We are in conversations with relevant authorities, the Central Bank, the Economic and Financial Crimes Commission, the ICPC, the Federal Mortgage Bank of Nigeria, Federal Housing Authority, all of these people within the industry and they have come to the realisation that the Institute of Mortgage Brokers has the answer to the challenge that we have.

By the time we do this national conference and we bring all the professionals in the built industry, we will let them know that the game has changed; that it is no longer an all-comer’s profession. Also, if we have these alliances of all of us coming together to insist that before you have even been employed as a banker in a mortgage bank, you must be satisfied.

Also, before you approach me and say Oh, I have landed somewhere I want to sell, you must be satisfied, and if I come into your office and ask you for your licence and you show me; I’ll be confident enough to deal with you.
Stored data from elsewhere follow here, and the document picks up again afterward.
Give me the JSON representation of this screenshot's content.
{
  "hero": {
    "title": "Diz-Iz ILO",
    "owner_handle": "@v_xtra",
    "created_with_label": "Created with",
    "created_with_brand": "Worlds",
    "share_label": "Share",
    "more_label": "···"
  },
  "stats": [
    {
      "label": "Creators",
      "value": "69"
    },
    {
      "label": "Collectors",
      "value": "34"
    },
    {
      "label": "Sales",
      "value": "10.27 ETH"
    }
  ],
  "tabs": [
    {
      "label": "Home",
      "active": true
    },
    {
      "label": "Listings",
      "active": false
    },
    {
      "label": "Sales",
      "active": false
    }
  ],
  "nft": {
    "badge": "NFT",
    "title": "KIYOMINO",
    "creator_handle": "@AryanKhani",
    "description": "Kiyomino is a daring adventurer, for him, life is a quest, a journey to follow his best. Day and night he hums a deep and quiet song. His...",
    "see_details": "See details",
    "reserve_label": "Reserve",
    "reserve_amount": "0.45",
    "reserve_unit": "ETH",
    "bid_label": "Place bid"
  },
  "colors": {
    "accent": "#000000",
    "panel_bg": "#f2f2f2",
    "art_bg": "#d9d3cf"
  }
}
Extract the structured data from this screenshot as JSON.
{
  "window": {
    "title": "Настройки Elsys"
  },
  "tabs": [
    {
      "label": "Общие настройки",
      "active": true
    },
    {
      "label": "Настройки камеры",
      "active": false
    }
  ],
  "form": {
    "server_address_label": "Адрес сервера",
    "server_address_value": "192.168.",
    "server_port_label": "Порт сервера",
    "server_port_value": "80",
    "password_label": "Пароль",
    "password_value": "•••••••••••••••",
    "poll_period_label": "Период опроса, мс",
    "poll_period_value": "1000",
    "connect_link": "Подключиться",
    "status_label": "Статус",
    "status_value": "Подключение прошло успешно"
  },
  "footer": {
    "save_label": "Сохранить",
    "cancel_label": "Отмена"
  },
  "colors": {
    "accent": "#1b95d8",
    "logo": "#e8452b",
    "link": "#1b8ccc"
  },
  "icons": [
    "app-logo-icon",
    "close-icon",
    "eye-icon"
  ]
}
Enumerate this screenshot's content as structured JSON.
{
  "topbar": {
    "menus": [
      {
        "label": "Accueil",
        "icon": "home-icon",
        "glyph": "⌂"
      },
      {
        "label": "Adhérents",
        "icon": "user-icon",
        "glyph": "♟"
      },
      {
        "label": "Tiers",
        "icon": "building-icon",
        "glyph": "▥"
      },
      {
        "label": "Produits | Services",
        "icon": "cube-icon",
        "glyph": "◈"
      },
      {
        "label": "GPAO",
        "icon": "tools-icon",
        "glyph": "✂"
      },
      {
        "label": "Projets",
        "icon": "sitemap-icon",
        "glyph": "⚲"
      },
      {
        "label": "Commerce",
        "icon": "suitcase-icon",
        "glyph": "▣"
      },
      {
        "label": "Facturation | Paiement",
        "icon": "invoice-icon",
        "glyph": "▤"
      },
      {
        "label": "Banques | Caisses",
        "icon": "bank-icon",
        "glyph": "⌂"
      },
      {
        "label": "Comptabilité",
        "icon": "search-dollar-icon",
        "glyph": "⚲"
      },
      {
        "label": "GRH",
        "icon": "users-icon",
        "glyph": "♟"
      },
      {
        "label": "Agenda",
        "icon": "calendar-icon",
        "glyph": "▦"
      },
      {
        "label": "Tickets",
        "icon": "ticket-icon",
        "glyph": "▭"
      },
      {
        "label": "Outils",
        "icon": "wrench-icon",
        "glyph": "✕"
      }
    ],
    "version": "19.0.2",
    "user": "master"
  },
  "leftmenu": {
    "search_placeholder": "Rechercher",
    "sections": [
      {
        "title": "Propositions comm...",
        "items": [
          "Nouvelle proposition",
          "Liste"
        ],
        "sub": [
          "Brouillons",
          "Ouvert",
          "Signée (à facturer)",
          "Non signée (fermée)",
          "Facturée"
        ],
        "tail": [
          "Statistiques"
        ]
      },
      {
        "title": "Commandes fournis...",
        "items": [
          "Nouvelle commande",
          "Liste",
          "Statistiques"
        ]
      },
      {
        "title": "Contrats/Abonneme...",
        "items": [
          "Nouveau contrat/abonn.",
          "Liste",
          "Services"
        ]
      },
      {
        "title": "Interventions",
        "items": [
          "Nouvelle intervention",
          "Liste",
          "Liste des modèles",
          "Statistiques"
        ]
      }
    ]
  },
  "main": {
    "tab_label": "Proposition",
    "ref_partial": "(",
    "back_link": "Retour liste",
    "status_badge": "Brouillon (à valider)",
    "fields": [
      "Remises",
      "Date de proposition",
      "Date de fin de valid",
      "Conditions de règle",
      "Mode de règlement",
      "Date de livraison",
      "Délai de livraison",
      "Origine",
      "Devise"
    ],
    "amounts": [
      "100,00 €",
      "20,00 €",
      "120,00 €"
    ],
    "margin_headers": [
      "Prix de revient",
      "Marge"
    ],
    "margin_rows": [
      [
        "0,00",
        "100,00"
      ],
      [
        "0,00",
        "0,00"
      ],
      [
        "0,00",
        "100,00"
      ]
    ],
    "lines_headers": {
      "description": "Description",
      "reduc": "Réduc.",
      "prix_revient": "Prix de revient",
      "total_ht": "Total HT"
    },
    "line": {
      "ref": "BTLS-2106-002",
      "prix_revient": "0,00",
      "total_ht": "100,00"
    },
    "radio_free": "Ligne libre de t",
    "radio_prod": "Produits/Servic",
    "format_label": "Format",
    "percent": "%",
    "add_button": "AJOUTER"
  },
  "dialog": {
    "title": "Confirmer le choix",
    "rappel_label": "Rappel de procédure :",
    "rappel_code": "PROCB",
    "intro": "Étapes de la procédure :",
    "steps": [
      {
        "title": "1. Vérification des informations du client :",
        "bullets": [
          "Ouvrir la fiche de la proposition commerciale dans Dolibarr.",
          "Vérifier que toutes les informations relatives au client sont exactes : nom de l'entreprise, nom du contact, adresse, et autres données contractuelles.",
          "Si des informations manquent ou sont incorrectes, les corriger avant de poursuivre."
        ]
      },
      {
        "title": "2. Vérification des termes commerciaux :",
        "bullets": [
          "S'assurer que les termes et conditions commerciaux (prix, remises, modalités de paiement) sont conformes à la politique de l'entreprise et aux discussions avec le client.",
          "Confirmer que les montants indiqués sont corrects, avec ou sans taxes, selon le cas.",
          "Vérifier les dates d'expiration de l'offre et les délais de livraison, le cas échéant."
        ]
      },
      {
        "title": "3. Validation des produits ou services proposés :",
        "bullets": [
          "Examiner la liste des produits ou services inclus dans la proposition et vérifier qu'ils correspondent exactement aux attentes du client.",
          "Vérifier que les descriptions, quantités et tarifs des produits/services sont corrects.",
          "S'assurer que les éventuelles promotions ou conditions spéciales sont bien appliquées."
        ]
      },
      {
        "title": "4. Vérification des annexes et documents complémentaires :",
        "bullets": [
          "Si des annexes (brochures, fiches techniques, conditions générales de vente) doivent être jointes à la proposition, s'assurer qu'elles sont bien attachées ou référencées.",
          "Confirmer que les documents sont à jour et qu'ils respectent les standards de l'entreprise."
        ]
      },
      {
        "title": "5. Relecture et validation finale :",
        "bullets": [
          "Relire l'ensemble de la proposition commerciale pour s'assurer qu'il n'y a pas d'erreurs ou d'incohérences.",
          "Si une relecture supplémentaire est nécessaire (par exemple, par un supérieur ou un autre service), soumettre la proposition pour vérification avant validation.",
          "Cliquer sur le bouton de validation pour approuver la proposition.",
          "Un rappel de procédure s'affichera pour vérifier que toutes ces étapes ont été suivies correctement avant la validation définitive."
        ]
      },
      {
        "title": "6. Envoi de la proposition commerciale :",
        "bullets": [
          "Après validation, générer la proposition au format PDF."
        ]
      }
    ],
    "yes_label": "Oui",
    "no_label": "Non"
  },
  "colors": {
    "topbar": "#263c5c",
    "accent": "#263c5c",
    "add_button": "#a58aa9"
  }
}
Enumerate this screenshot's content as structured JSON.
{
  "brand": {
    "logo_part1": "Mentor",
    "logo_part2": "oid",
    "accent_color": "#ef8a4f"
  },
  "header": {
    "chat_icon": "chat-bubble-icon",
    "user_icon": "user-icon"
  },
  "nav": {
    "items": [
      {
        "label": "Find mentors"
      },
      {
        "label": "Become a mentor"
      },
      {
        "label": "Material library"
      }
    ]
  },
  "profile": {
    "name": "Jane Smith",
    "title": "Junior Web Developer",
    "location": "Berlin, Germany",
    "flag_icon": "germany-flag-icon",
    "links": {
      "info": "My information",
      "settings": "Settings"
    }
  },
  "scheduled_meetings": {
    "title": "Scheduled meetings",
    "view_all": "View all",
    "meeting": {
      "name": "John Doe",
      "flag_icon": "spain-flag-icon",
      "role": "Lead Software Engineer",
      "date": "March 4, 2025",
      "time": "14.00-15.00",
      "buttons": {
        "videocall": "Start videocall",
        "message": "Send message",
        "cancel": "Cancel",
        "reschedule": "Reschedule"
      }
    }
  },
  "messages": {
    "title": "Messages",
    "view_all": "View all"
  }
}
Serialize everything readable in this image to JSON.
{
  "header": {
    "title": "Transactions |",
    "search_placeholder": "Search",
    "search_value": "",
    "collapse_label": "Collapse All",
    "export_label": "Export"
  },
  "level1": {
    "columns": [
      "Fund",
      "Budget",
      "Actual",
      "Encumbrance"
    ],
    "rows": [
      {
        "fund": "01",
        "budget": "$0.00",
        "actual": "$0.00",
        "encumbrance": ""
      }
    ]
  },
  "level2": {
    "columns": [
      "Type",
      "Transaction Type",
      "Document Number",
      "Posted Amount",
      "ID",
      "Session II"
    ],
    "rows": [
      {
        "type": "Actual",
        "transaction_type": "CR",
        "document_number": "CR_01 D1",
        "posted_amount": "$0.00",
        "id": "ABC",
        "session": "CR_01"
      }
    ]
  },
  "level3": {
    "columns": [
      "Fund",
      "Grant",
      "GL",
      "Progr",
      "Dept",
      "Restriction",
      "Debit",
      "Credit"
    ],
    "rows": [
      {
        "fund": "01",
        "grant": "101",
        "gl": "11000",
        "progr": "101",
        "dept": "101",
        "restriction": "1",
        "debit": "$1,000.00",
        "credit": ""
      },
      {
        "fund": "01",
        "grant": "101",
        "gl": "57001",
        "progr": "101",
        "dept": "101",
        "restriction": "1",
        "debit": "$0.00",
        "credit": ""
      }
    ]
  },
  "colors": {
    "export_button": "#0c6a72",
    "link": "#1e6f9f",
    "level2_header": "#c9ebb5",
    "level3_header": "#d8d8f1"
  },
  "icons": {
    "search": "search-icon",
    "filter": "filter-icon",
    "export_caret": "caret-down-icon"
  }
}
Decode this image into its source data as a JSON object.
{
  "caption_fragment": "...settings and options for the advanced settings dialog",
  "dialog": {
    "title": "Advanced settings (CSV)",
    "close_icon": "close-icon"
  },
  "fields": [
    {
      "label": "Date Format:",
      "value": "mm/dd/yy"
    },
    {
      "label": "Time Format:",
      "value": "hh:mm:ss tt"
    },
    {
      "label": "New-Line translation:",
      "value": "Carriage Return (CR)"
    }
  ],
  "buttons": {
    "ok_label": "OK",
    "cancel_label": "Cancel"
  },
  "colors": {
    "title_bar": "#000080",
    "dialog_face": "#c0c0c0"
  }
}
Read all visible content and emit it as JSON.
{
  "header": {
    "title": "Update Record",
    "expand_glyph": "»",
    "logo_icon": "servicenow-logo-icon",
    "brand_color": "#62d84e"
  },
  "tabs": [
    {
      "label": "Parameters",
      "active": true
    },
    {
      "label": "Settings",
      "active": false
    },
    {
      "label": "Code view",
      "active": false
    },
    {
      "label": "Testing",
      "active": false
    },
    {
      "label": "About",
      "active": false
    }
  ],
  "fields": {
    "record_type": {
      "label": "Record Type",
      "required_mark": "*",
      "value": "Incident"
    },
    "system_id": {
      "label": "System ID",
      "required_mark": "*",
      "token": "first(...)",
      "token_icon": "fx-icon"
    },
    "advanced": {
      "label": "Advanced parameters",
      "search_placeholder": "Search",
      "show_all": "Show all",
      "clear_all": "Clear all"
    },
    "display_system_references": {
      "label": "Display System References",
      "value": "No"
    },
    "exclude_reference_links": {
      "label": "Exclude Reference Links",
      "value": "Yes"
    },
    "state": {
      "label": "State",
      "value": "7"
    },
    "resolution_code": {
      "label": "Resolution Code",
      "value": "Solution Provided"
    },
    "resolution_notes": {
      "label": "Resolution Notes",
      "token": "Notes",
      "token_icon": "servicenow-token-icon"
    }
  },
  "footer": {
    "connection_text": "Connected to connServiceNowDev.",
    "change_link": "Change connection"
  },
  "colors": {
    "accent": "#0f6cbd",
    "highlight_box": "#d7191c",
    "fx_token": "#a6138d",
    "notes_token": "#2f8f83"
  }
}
Knowing that if you fail, there is a regulatory authority just like the Nigerian Bar Association. Any lawyer that knows his onions is afraid of the NBA because if he misbehaves, they will withdraw his operating licence. There is the national medical and dental Council of Nigeria. You can’t misbehave if you’re a member of that industry. Also, there is the Nigeria Union of Journalists. So every professional has that, and why don’t mortgage brokers, mortgage financials and mortgage users have any?

 So that’s what has brought us together and we thought that that is the answer to the problem and we’re going to do our best. And that is why we are doing this awareness conference. A lot of people have been invited from all industries. So, by the time it is known and the Act is spelt to them, the penalties for failure and the consequences will begin to be realised.